Last week, two SENTRI trusted travelers were caught trying to bring contraband across the border into the U.S. through the SENTRI-only express border passage.
“The program in El Paso has been around since the late ’90s,” said CBP spokesman Roger Maier. “The program was designed to expedite entry for low-risk, high-frequency travelers. Occasionally someone will look at this as a chance to smuggle. Occasionally you will have someone who tries to press their luck.”
Maier noted that the two trusted travelers were caught because they still remain under scrutiny.
“We do trust, but we will verify,” he said.
But Dever says the arrests show that drug cartels could try to recruit people with clean backgrounds to be accepted into the program.

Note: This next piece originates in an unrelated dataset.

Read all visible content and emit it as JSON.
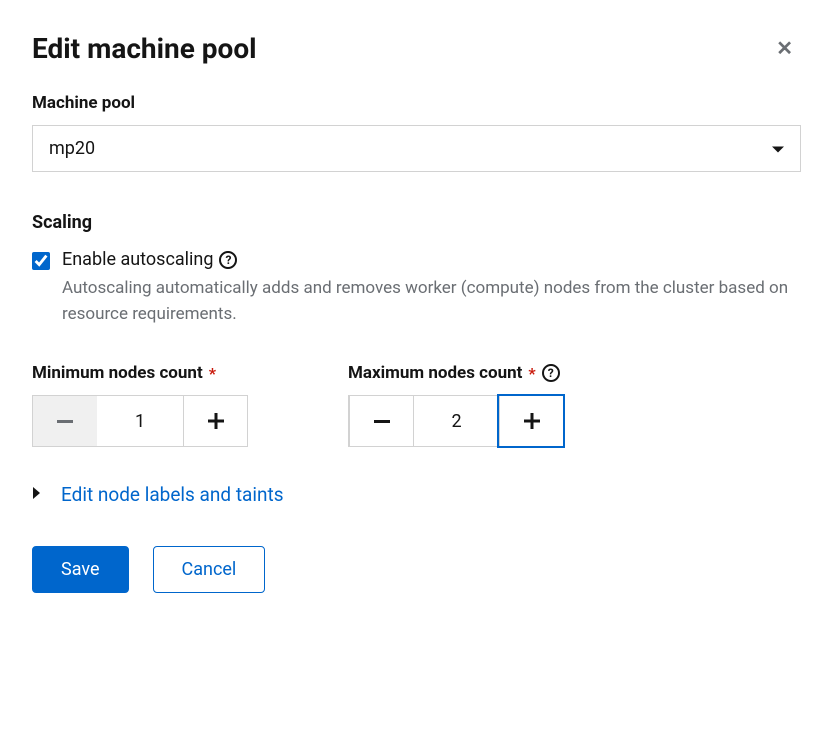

“It’s a sinister business,” he said. ”It’s calculated and well planned and they could develop these people early.
“This is a very sophisticated, very thought-out, forward-looking business — drug smuggling, people smuggling, it’s a huge enterprise. They’re not successful by guessing. They’re successful by planning and organization, and part of that is recruitment of operatives to infiltrate.”
Dever also criticized Napolitano’s launching of the program at a time of ever-escalating violence along the border.
“There’s obviously concern about abuse of anything like this,” said John Mill Ackerman, editor-in-chief of the Mexican Law Review and a professor of constitutional law at the Institute for Legal Research of the National Autonomous University of Mexico.
“There’s always the risk of people using legal status to commit crimes, and that’s why we have oversight. ”
He said critics of the policy have an unrealistic understanding of the border issue.
“People imagine it’s just destitute peasants trying to run across to get work and tourists trying to go south and that somehow you can check everyone coming across the border, but this isn’t possible,” he said.
But Geoff Freeman, senior vice president of the U.S. Travel Association, which has been an advocate of trusted traveler programs, said the program will benefit both travelers and security officials.
He said the Mexican Global Entry program will benefit frequent business travelers who, like other international visitors, boost the U.S. economy.
“We do need their business, we do need to create jobs. We are in a worldwide competition to attract travelers, their dollars, their minds, and right now we are not thriving in that competition; we’re drifting backwards,” Freeman said.
“We need to be asking two questions: It’s not just, ‘How do we keep the cartel out?’ The second part of the question is, ‘How do we keep those people in who don’t wish to do us harm?’ ”
“Want to win hearts and minds, get visitors here. Or we can throw the baby out with the bath water if two get arrested.”
Stewart Verdery, who helped develop the Global Entry program as an assistant secretary under former DHS Secretary Tom Ridge and is now a founder and partner at Monument Policy Group, a consulting group, said the new air trusted traveler program could make the tremendous volume of travelers from Mexico more manageable while freeing up resources.
“There is always going to be some minute chance that someone’s going to get through,” Verdery said, noting that he has trusted traveler status through the Global Entry program. (His vetting took three weeks.)
Dever said the program would also be more palatable if U.S. citizens traveling domestically could participate in this kind of program, too.
“We should probably do this domestically before we extend the olive branch to a foreign country,” he said.
“Maybe there’s some way I can get into this program so I don’t have to get manhandled by T.S.A.,” he said.